A fantastic summertime game has consumed many of the kids in my neighborhood. It’s basically a treasure hunt, but the treasures are all shoebox-sized NFC readers that are “easily” findable on a map. Players all have a smart card and run around from box to box, collecting points that depend on how far apart the boxes are from each other. Walk, skate, or bike 1 km between check-ins, and ten points show up on the e-paper screen.
It’s been going on for a few weeks now, and it’s not uncommon to see a line of two or three kids at any given box, all with the purple lanyards and smart cards around their necks.

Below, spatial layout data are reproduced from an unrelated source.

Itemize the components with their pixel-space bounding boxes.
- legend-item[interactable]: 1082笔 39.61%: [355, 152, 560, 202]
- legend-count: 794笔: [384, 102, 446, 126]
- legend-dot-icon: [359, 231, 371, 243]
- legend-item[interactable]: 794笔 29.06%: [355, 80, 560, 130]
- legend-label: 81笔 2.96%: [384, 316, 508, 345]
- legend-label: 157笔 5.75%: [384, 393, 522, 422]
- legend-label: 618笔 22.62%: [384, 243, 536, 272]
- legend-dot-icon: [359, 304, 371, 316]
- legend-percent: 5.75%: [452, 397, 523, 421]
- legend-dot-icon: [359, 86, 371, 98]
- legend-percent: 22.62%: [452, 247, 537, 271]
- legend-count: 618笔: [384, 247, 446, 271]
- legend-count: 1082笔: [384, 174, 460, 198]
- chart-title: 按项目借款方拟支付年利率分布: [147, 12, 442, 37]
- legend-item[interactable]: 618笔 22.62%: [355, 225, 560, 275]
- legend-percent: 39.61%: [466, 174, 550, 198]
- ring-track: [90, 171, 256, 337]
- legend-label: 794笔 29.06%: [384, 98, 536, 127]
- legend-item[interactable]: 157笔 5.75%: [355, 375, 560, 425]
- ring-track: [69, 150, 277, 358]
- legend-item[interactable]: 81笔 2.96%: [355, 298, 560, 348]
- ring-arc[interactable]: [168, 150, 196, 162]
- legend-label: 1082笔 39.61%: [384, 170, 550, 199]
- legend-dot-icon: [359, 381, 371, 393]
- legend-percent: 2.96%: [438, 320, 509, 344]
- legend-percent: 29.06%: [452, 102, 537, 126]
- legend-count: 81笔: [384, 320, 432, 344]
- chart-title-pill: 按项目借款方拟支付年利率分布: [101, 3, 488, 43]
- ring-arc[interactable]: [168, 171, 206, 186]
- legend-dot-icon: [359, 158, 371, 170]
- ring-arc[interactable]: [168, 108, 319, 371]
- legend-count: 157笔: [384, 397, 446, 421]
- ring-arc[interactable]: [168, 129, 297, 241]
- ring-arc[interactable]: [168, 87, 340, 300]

So far, the highest-rated plausible single efforts have 450 km (280 miles) under their belt. My son’s grade-school average is 45 km (28 miles) over three weeks. The goal is getting kids out on the early summer afternoons, and that seems to be working!
Of course I had to reverse engineer the infrastructure, so here’s what I started with. Each box knows your point standing as soon as you tap the card, with a small delay. Scores appear online about every four hours. And the boxes are all ~1 km from each other or less.
My first thought was some kind of mesh network – that would be by far the coolest solution. Each box could simply report your card number to a central database, and the rest is a simple matter of software. LoRa radios rounded out my fantasy design.
But the length of time between getting the points and their appearance online suggests otherwise. And, a little bit of playing around with my cellphone’s NFC reader gives up the juice – they are MiFare Classic cards with data storage. So I got my own card, ran around town, and diffed the results. I haven’t cracked the location/time-stamping yet, but I know exactly where my total points are stored.
I’m going to keep observing until I’ve got it figured out completely, but I’m so tempted to tweak the points and see what happens. Are some of the digits in what I think are a timestamp in reality a checksum? Will I get disqualified? Or worse, what if I make a mistake and get myself publicly into first place? OK, better to sit this one out on the sidelines – I really don’t want to be the jerk who crashes a fantastic kid’s game. Sometimes you’ve gotta know when not to hack.